КОРОБОВ. Вот и старайтесь. Если музыканты узнают, что вы в двадцать раз больше их получаете, а в филармонию только раз в месяц заявляетесь, да и то в бухгалтерию за деньгами…

ПОДГУЗЛО (перебивая). Витал Талыч, я не виноват, что филармония на капремонте.

КОРОБОВ. Они вас сожрут с дерьмом. И даже не икнут.

ПОДГУЗЛО (вытираясь носовым платком). Хорошо, я поговорю с Дуговой. Поставлю её перед фактом, так сказать.

КОРОБОВ. И так поставьте, чтобы она даже не пикнула.


Открывается дверь и появляется Любовь Васильевна с торжественным выражением лица и с подносом, уставленным тарелками, где лежат яблоки, апельсины, сыр, ветчина, балык и другие кулинарные излишества.

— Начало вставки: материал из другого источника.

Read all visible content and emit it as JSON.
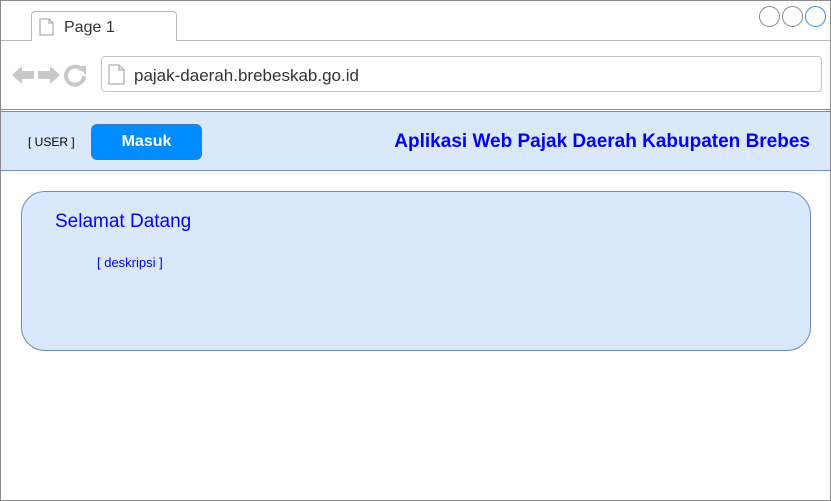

ЛЮБОВЬ ВАСИЛЬЕВНА. Машина директора у входа. Вы все дела закончили?


Худрук заметался, будто пойманная лисица, и метнулся к двери.


Вы куда, Николай Василич?

ПОДГУЗЛО. Любовь Васильна, мне партитуру надо кое-кому передать. Дело безотлагательной важности. Я мигом. (Выскальзывает в дверь.)

КОРОБОВ. Врёт как дышит. У него селезёнка болит, думает, мы тут всё выпьем, а он к финалу объявится… Пить не хочет зараза.

ЛЮБОВЬ ВАСИЛЬЕВНА. Ради уважения рюмочку надо пропустить. Хотя бы одну.

КОРОБОВ. Вот и проследишь. Щас я пойду руки помою. И кофту переодену, а то эту уляпаю…


Коробов выходит, а Любовь Васильевна с тихим азартом опытного официанта расставляет блюда на столе и что-то напевает.

Дверь неслышно отворяется и появляется директор филармонии: невысокий крепкий мужичонка в светлом костюме с лопатообразным галстуком в горошек и с картофелеобразным красным носом на лице. Волосы жёсткие и седые, как проволока. Брови густые и расчёсанные немного вверх. Лапы большие и крепкие как у работяги. На первый взгляд он больше похож на конферансье из самодеятельности, чем на директора филармонии.

Он подходит сзади к Любовь Васильне и хватает её за округлые бёдра. Она наигранно вздрагивает и медленно поворачивает голову.


ЛЮБОВЬ ВАСИЛЬЕВНА. Азап Калиныч, у меня от такой внезапности может сердце остановиться.

ШУМЯКИН. У тебя мотор, а не сердце… Что: сердечко трепещет, когда я рядом? (Прижимает её к себе.)

ЛЮБОВЬ ВАСИЛЬЕВНА. Азап Калиныч, у всех сердечко трепещет, когда вы рядом.

ШУМЯКИН (о чём-то своём). Если бы – клопы рояльные… (Рассматривая пакеты на столе.) Кто поздравлять приходил?

ЛЮБОВЬ ВАСИЛЬЕВНА. Коробов и Подгузло. Остальные ещё не успели.

ШУМЯКИН. Остальные думают, директору дали большого пенделя – накось-выкусь! (Делает неприличный жест рукой. Его внезапно прорывает.) Не дождётесь, морды протокольные! Я всех вас в узел скручу!..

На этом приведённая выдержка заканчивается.